Em busca de um modelo para gerir a industrialização do País, Getúlio Vargas imaginou um sistema de leis e tribunais trabalhistas que fosse capaz de pacificar e manter sob o controle do Estado as tensões entre empresários e trabalhadores. No longínquo 1º de maio de 1941, no histórico discurso no estádio de São Januário, no Rio de Janeiro, Vargas apontou como principal missão do então nascente ramo judiciário “defender de todos os perigos nossa modelar legislação social-trabalhista, aprimorá-la pela jurisprudência coerente e pela retidão e firmeza das sentenças”. Dois anos depois, novamente em 1º de maio, entraria em vigor a CLT.

Foram inúmeras as alterações feitas na Justiça do Trabalho e na CLT ao longo do tempo, destacando-se a definição de competências desenhada pela Constituição democrática de 1946; as inovações trazidas pelo governo militar na Constituição de 1967; a nova orientação interpretativa dada pela Constituição de 1988; o fim dos juízes classistas com a emenda constitucional nº 25/1999 e a ampliação das atribuições do Judiciário trabalhista com a EC nº 45/2004; e, finalmente, a reforma trabalhista de 2017.

Apesar de todas essas mudanças, os princípios basilares do nosso Direito do Trabalho se mantiveram firmes. Os entraves ao desenvolvimento socioeconômico do País ou de sua livre iniciativa nunca estiveram propriamente na CLT ou na Justiça do Trabalho, mas, provavelmente, na manutenção de um sistema sindical obsoleto e na ausência de um sistema de incentivos para o cumprimento da legislação trabalhista. A livre iniciativa é a mola mestra do desenvolvimento do País e deve ser prestigiada, mas é preciso criar e manter as condições para que ela se ajuste aos princípios da dignidade da pessoa humana, dos valores sociais do trabalho e do respeito ao meio ambiente do trabalho, tarefa à qual o Direito do Trabalho dedica seus melhores esforços.

Para homenagear os 80 anos da Justiça do Trabalho e aprofundar o debate sobre essas e outras questões do universo trabalhista, privilegiamos nessa edição o ponto de vista dos magistrados do trabalho, a começar pela matéria de capa, a “entrevista-aula” do Ministro Maurício Godinho, presidente do Comitê de Preservação da Memória do TST. Leia também a entrevista rápida sobre questões pontuais com o Ministro do TST e membro do Conselho Editorial da Revista, Alexandre Agra Belmonte; e o artigo sobre o futuro das relações trabalhistas assinado pelo Ministro do TST Emmanoel Pereira, em coautoria com a presidente da Associação dos Magistrados Brasileiros, Juíza Renata Gil. Não deixe de conferir ainda o artigo de estreia na Revista do novo presidente da Anamatra, o Juiz do Trabalho Luiz Antonio Colussi.
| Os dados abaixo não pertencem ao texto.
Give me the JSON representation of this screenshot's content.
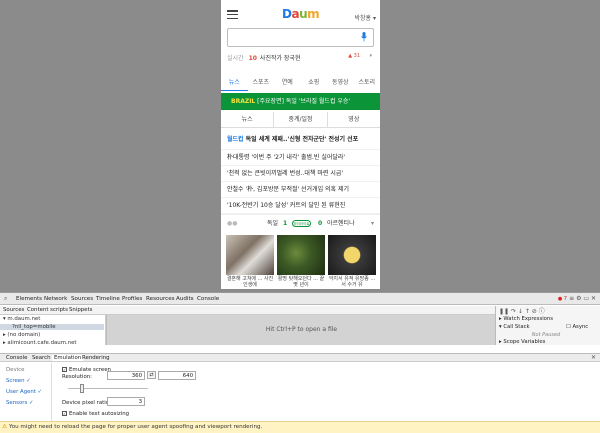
{
  "mobile": {
    "logo": [
      "D",
      "a",
      "u",
      "m"
    ],
    "user": "박창홍 ▾",
    "search_placeholder": "",
    "realtime": {
      "label": "실시간",
      "rank": "10",
      "text": "사진작가 장국현",
      "change": "▲ 31"
    },
    "tabs": [
      "뉴스",
      "스포츠",
      "연예",
      "쇼핑",
      "동영상",
      "스토리"
    ],
    "banner": {
      "prefix": "BRAZIL",
      "text": "[주요장면] 독일 '브라질 월드컵 우승'"
    },
    "subtabs": [
      "뉴스",
      "중계/일정",
      "영상"
    ],
    "news": [
      {
        "hl": "월드컵",
        "text": "독일 세계 제패..'신형 전차군단' 전성기 선포"
      },
      {
        "hl": "",
        "text": "朴대통령 '이번 주 '2기 내각' 출범.빈 실어달라'"
      },
      {
        "hl": "",
        "text": "'천적 없는 큰빗이끼벌레 번성..대책 마련 시급'"
      },
      {
        "hl": "",
        "text": "안철수 '朴, 김포방문 부적절' 선거개입 의혹 제기"
      },
      {
        "hl": "",
        "text": "'10K-전반기 10승 달성' 커트의 달인 된 류현진"
      }
    ],
    "score": {
      "team1": "독일",
      "score1": "1",
      "badge": "하이라이트",
      "score2": "0",
      "team2": "아르헨티나"
    },
    "thumbs": [
      {
        "cap": "결혼해 고쳐에 ... 사진 인생에"
      },
      {
        "cap": "활명 탓해오던다 ... 끝 몇 년이"
      },
      {
        "cap": "악지서 유적 유망종 ... 서 수거 유"
      }
    ]
  },
  "devtools": {
    "tabs": [
      "Elements",
      "Network",
      "Sources",
      "Timeline",
      "Profiles",
      "Resources",
      "Audits",
      "Console"
    ],
    "errors": "● 7",
    "source_tabs": [
      "Sources",
      "Content scripts",
      "Snippets"
    ],
    "tree": [
      "▾ m.daum.net",
      "?nil_top=mobile",
      "▸ (no domain)",
      "▸ alimicount.cafe.daum.net"
    ],
    "editor_hint": "Hit Ctrl+P to open a file",
    "debugger": {
      "watch": "▸ Watch Expressions",
      "callstack": "▾ Call Stack",
      "async": "Async",
      "not_paused": "Not Paused",
      "scope": "▸ Scope Variables"
    },
    "drawer_tabs": [
      "Console",
      "Search",
      "Emulation",
      "Rendering"
    ],
    "emulation": {
      "nav": [
        "Device",
        "Screen ✓",
        "User Agent ✓",
        "Sensors ✓"
      ],
      "emulate_screen": "Emulate screen",
      "resolution_label": "Resolution:",
      "width": "360",
      "height": "640",
      "swap": "⇄",
      "dpr_label": "Device pixel ratio:",
      "dpr": "3",
      "text_autosizing": "Enable text autosizing",
      "check": "✓"
    },
    "status": "You might need to reload the page for proper user agent spoofing and viewport rendering."
  }
}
Centenário de Orpheu – A Justiça do Trabalho não é a única a ser homenageada nessa edição, na qual também damos início à publicação de uma série de artigos e reportagens para celebrar o fundador da Revista, Orpheu Salles, que completaria cem anos em outubro. Nos enche de honra, orgulho e profunda gratidão começar essa série com os artigos assinados pelo presidente do STF e do CNJ, Ministro Luiz Fux, e do STJ, Ministro Humberto Martins.

Para as próximas edições  já estão reservados os textos de outros grandes nomes do Direito nacional que conheceram Orpheu de perto e que se mobilizaram para homenagear sua vida e obra. O que demonstra o reconhecimento a um homem que, já maduro, com mais de 70 anos de idade, deu início à sua missão de defender o Poder Judiciário e auxiliar seus membros a melhor se comunicar entre si e com os membros das demais carreiras jurídicas.

Por ser filho deste grande homem, sou suspeito para elogiá-lo, mas a sua história e os testemunhos emocionados desses grandes juristas não deixam dúvida de que Orpheu fez de sua vida uma epopeia de abnegação e coragem – como o “Dom Quixote” de Cervantes, seu livro preferido – em um trabalho permeado de valores elevados como a ética, a cidadania e a solidariedade.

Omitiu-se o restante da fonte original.